For decades, the campaigns of the largest parties were very similar in character: the people on the list behaved not so much as politicians who clearly distinguished themselves from one another, but as competent administrators who together came to inform the voters about the importance of Europe. The voters who subscribed to this had already seen the light of day, while those who did not had simply not yet fully understood it. Differences between the parties snowed under. Fortunately, two factors have now changed this to some extent for the better.

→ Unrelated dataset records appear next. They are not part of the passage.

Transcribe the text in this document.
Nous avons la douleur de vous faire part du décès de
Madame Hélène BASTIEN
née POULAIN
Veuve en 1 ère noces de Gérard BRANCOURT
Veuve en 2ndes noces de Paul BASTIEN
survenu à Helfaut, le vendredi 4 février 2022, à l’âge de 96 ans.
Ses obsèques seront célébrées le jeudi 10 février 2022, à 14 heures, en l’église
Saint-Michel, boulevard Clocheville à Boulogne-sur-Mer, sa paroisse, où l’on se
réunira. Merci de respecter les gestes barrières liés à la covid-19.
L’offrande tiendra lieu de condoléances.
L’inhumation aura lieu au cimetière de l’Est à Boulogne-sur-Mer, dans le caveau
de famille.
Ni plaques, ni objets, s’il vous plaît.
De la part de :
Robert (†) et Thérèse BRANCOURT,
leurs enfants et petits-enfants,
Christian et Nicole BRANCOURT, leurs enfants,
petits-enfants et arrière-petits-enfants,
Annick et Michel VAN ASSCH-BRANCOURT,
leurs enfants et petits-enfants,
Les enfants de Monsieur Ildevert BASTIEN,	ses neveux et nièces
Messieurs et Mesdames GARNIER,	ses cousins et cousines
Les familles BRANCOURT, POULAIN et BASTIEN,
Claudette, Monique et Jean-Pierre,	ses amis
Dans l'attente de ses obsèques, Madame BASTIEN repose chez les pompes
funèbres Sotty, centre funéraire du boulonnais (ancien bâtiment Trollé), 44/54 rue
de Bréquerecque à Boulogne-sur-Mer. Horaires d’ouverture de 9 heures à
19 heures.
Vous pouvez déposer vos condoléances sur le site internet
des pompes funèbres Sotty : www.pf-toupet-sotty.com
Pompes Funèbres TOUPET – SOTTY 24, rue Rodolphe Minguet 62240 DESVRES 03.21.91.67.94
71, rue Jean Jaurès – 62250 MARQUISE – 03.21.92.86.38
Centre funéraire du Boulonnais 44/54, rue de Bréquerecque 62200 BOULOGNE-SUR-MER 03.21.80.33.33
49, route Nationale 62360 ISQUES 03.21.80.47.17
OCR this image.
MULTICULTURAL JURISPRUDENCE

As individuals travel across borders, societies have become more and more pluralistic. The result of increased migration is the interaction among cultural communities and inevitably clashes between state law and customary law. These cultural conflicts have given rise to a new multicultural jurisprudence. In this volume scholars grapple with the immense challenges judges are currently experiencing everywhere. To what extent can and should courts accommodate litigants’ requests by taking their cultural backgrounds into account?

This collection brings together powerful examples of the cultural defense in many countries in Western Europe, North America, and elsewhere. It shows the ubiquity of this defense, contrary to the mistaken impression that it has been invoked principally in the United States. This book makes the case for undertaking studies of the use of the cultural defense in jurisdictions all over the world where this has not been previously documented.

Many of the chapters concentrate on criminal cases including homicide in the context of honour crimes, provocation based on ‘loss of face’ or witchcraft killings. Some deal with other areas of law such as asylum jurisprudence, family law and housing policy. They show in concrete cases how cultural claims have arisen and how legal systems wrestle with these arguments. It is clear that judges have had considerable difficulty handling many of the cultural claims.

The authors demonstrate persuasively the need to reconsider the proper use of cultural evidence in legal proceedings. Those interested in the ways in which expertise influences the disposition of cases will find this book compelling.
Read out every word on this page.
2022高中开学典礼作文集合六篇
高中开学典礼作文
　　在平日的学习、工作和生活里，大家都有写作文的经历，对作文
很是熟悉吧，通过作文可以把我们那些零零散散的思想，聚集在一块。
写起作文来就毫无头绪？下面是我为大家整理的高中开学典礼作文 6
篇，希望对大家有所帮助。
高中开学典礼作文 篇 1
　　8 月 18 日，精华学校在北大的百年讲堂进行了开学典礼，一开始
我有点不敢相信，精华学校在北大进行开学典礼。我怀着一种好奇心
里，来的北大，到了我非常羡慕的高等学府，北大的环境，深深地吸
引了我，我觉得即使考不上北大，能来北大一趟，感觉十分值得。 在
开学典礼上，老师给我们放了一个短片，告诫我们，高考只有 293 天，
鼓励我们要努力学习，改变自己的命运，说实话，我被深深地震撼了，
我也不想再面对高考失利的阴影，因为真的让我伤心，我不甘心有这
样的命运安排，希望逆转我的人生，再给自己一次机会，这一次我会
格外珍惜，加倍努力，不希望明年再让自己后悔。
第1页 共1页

The first factor is that of the Spitzen candidates. On the one hand, this brings the national members of the European party families closer together: it reinforces the European character of the elections, where they used to be more the sum total of national opinion polls – while, for example, in the previous one in 2014, the Liberals in the Netherlands scored well, they were completely wiped out in the United Kingdom and Germany. Not because the voters were (un)satisfied with their European course, but because that was the case for the individual national governments. It is an illusion to think that this will no longer be the case, but it is a shift in emphasis in the right direction: because European elections must be about European issues – and not about national ones, no matter how many and which issues should be European.